DISTINGUE IL NOSTRO PARTITO: La linea da Marx a Lenin alla fondazione dell’Internazionale comunista e del Partito Comunista d’Italia; alla lotta della sinistra comunista contro la degenerazione dell’Internazionale; contro la teoria del socialismo in un Paese solo e la controrivoluzione stalinista; al rifiuto dei fronti popolari e dei blocchi partigiani e nazionali; la dura opera del restauro della dottrina e dell’organo rivoluzionario a contatto con la classe operaia, fuori dal politicantismo personale ed elettoralesco.

Circola spesso, negli ambienti più diversi e con le più differenti tonalità, la funebre litania sulla “scomparsa della classe operaia”. Da cui discende ovviamente l’altrettanto funebre litania sull’“impossibilità di fare qualunque cosa”, con l’allegato “Ho già dato. Mi ritiro a vita privata”, oppure “Preferisco fare il battitore libero”.

Ma la vecchia talpa non cessa di lavorare nel profondo, ed ecco che, di tanto in tanto, anche in tempi certo difficili come questo, sbuca in superficie, a scompigliare l’ingiallito spartito.

Pochi esempi di queste ultime settimane: pochi, ma emblematici.

Mentre continua il massacro di proletari palestinesi nella Striscia di Gaza, in giro per il mondo si sono moltiplicati gli episodi di solidarietà da parte di settori significativi del proletariato internazionale come i camalli, per usare il noto appellativo genovese: cioè, i portuali, gli scaricatori di navi. È successo a Genova, dove hanno rifiutato di gestire l’imbarco di armi dirette in Israele. Li hanno imitati i portuali australiani di Sidney e quelli spagnoli di Barcellona, e ancora i lavoratori aeroportuali belgi e poi quelli francesi e greci, e, negli Stati Uniti, i portuali di Tacoma e di Oakland. E li hanno imitati anche i ferrovieri giapponesi di Doro-Chiba, che già in passato sono stati protagonisti di atti di lotta e di solidarietà classista. Siamo sicuri che episodi analoghi si saranno ripetuti e altri ancora si ripeteranno, ora che uscirà questo giornale.

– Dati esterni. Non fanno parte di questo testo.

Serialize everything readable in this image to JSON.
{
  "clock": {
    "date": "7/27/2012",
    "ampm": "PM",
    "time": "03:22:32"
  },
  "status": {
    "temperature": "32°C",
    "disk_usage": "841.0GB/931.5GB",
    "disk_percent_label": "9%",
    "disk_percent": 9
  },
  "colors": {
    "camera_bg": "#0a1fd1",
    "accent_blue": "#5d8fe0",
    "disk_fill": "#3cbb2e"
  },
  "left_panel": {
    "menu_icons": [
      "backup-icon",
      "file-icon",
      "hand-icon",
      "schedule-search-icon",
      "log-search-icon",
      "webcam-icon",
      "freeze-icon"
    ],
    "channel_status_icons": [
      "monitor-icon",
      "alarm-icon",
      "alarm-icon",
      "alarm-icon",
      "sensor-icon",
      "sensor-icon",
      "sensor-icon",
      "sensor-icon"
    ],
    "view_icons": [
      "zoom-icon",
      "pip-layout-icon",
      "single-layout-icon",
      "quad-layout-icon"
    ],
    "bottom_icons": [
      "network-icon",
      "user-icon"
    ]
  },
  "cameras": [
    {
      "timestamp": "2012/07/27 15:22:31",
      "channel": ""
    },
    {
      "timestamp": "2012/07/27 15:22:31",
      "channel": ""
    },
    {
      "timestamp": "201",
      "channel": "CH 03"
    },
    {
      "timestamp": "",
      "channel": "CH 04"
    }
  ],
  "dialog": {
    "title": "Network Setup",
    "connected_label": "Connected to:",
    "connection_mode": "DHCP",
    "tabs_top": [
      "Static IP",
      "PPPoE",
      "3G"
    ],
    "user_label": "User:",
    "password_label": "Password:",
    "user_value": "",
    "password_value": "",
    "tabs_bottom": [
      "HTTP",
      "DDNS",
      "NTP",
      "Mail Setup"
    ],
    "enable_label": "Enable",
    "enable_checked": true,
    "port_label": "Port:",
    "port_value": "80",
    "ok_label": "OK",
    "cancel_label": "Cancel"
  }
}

Li salutiamo tutti con entusiasmo. Certo, sono episodi in qualche modo circoscritti e per lo più gestiti da sindacati tutt’altro che “rivoluzionari”. Ma se dietro non ci fosse stata la pressione dei lavoratori, un loro istintivo e immediato senso dell’internazionalismo, ben difficilmente quei sindacati si sarebbero mossi.

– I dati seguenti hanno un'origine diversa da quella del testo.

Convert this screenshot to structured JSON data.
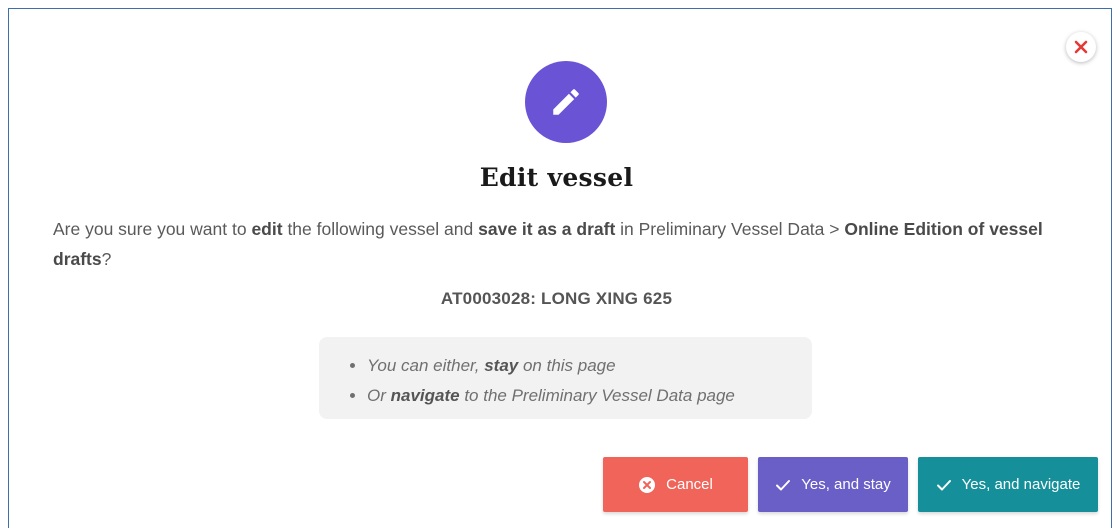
{
  "dialog": {
    "title": "Edit vessel",
    "message": {
      "part1": "Are you sure you want to ",
      "edit": "edit",
      "part2": " the following vessel and ",
      "save_draft": "save it as a draft",
      "part3": " in Preliminary Vessel Data > ",
      "online_edition": "Online Edition of vessel drafts",
      "part4": "?"
    },
    "vessel_id": "AT0003028: LONG XING 625",
    "options": {
      "item1_pre": "You can either, ",
      "item1_bold": "stay",
      "item1_post": " on this page",
      "item2_pre": "Or ",
      "item2_bold": "navigate",
      "item2_post": " to the Preliminary Vessel Data page"
    },
    "buttons": {
      "cancel_label": "Cancel",
      "stay_label": "Yes, and stay",
      "navigate_label": "Yes, and navigate"
    },
    "icons": {
      "header": "pencil-icon",
      "close": "close-icon",
      "cancel": "cancel-circle-icon",
      "confirm": "check-icon"
    },
    "colors": {
      "header_circle": "#6a53d4",
      "close_x": "#e53935",
      "cancel_button": "#f0645a",
      "stay_button": "#6a5ec7",
      "navigate_button": "#15909a",
      "frame_border": "#3f6fa8"
    }
  }
}
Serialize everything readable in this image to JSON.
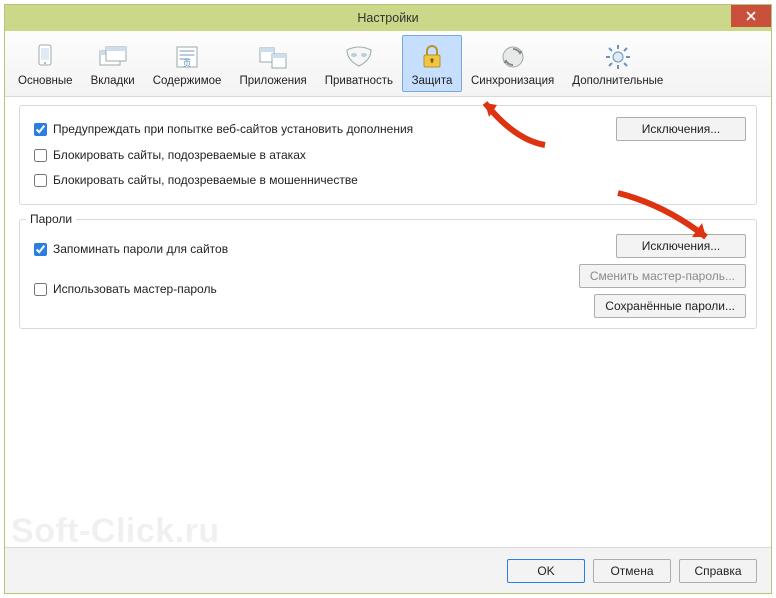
{
  "window": {
    "title": "Настройки"
  },
  "tabs": [
    {
      "label": "Основные"
    },
    {
      "label": "Вкладки"
    },
    {
      "label": "Содержимое"
    },
    {
      "label": "Приложения"
    },
    {
      "label": "Приватность"
    },
    {
      "label": "Защита"
    },
    {
      "label": "Синхронизация"
    },
    {
      "label": "Дополнительные"
    }
  ],
  "section_addons": {
    "chk_warn": {
      "label": "Предупреждать при попытке веб-сайтов установить дополнения",
      "checked": true
    },
    "chk_block_attack": {
      "label": "Блокировать сайты, подозреваемые в атаках",
      "checked": false
    },
    "chk_block_fraud": {
      "label": "Блокировать сайты, подозреваемые в мошенничестве",
      "checked": false
    },
    "btn_exceptions": "Исключения..."
  },
  "section_passwords": {
    "legend": "Пароли",
    "chk_remember": {
      "label": "Запоминать пароли для сайтов",
      "checked": true
    },
    "chk_master": {
      "label": "Использовать мастер-пароль",
      "checked": false
    },
    "btn_exceptions": "Исключения...",
    "btn_change_master": "Сменить мастер-пароль...",
    "btn_saved": "Сохранённые пароли..."
  },
  "footer": {
    "ok": "OK",
    "cancel": "Отмена",
    "help": "Справка"
  },
  "watermark": "Soft-Click.ru"
}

E poi andiamo in Bangladesh: altro capitolo, altra storia, ma il libro è lo stesso. Fra ottobre e novembre scorsi, sono scesi in lotta per aumenti salariali e migliori condizioni di lavoro migliaia di operai e operaie dell’industria tessile di quel paese, già protagonisti di duri scioperi negli anni scorsi (oltre che vittime del tremendo crollo della fabbrica di Rana Plaza, a Dhaka, nel 2013: 1.138 morti – alla faccia della “scomparsa della classe operaia”!). In decine di città in giro per il paese, centinaia di fabbriche e fabbrichette, in cui si tagliano e cuciono abiti per le più note marche di tutto il mondo (sono circa 3500 le industrie tessili nel Paese), sono state chiuse per le violente proteste dei lavoratori e delle lavoratrici, con ripetuti scontrati con la polizia che, per sedare la rivolta, ha fatto ricorso a proiettili di gomma, granate stordenti e gas lacrimogeni, con numerosi feriti e arresti e due morti. Alcune fabbriche sono state addirittura date alle fiamme. Sono più di 4 milioni, questi lavoratori e lavoratrici, che attualmente ricevono 8.3000 taka al mese (l’equivalente di 70 euro), sgobbando in condizioni malsane e pericolose, e dovendo pagare affitti mensili fra i 5.000 e i 6.000 taka per appartamenti di una sola stanza...

Il nostro “ritirato a vita privata” dirà che “si tratta di episodi”, che sono “solo lotte sindacali e nulla più”. Certo: ma dimostrano che il proletariato non solo c’è, ma continua a lottare – è la classe in sé, quella ancora dominata dal Capitale dal quale deve difendersi. Perché diventi classe per sé deve incontrare sulla propria via il partito rivoluzionario: ed è a quello che noi stiamo lavorando, indifferenti a tutte le litanie dei... “ritirati a vita privata” o dei “battitori liberi”.